Diplomacy today is not only focused on state actors. Due to the development of relations between countries, it also affects other actors involved in state relations. In this case, the use of soft power can be the best option for conducting diplomacy between countries. Because the scope and types are so broad and diverse, this can make it easier for a country to conduct relations with other countries, to improve its image in other countries.


Lutabingwa, Jesse, Arshad Bashir. Cultural Diplomacy Through Educational and Cultural Exchanges: The Case of North Carolina-Pakistan School Exchange Project

Kominfo. (2023). Sunset Diplomacy on White Pinisi.

Gracva, Auliva. (2021). Strategi Gastrodiplomacy Thailand untuk Mengubah Image Melalui Kitchen of The World tahun 2003-2010. Skripsi Universitas Islam Indonesia

Lipscomb, Anna. (2019).
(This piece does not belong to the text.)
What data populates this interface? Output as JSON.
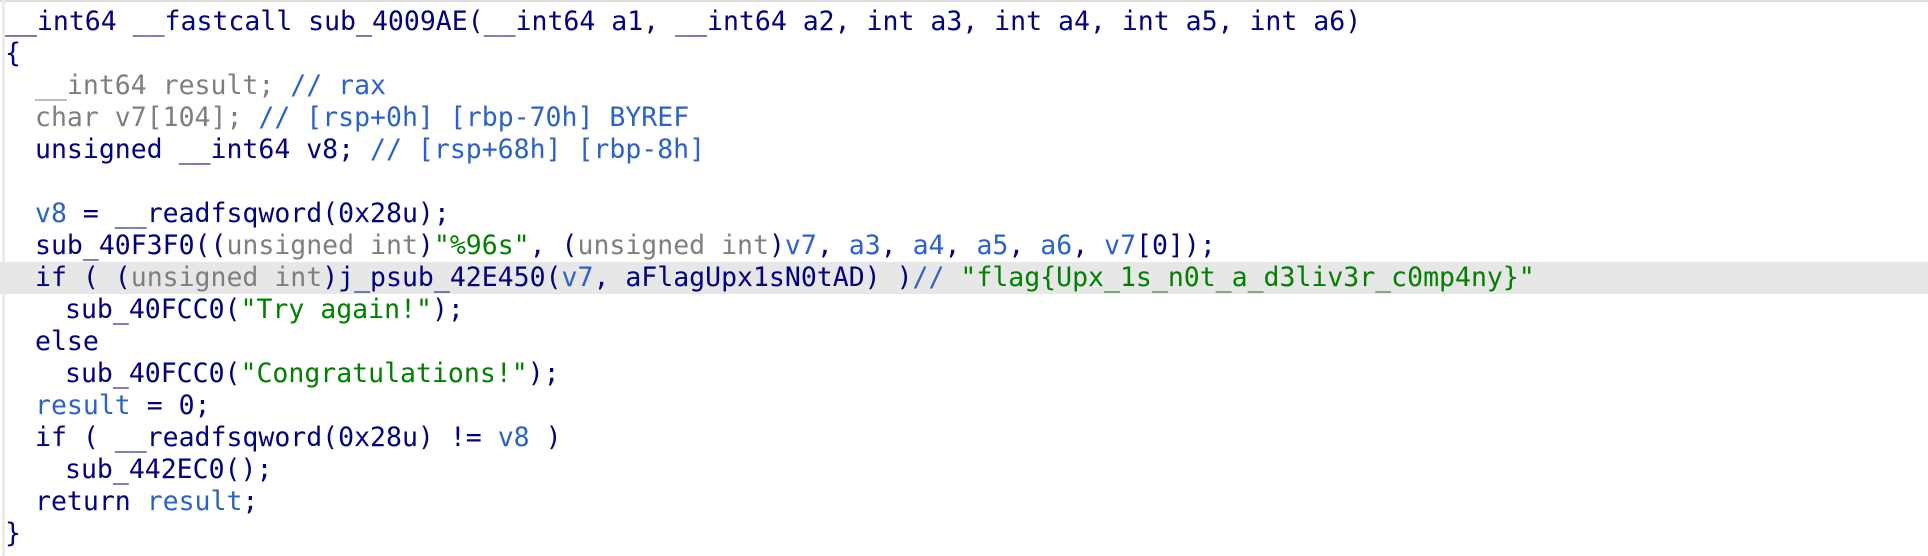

Culinary Relations: Gastrodiplomacy in Thailand, South Korea, and Taiwan. The Yale review of International Studies (YRIS)

Rauf, Nur Rahmi. (2018). Kartun Upin-Ipin Sebagai Instrumen Soft Diplomacy dalam hubungan Malaysia-Indonesia. 

The Jakarta Post. (2018). JKT 48's Melody Named Japan-ASEAN Goodwill Ambassador

Andrew F. Cooper, 2008, Beyond One Image Fits All: Bono and the Complexity of Celebrity Diplomacy, Global Governance: A Review of Multilateralism and International Organization, Vol. 14 No.3.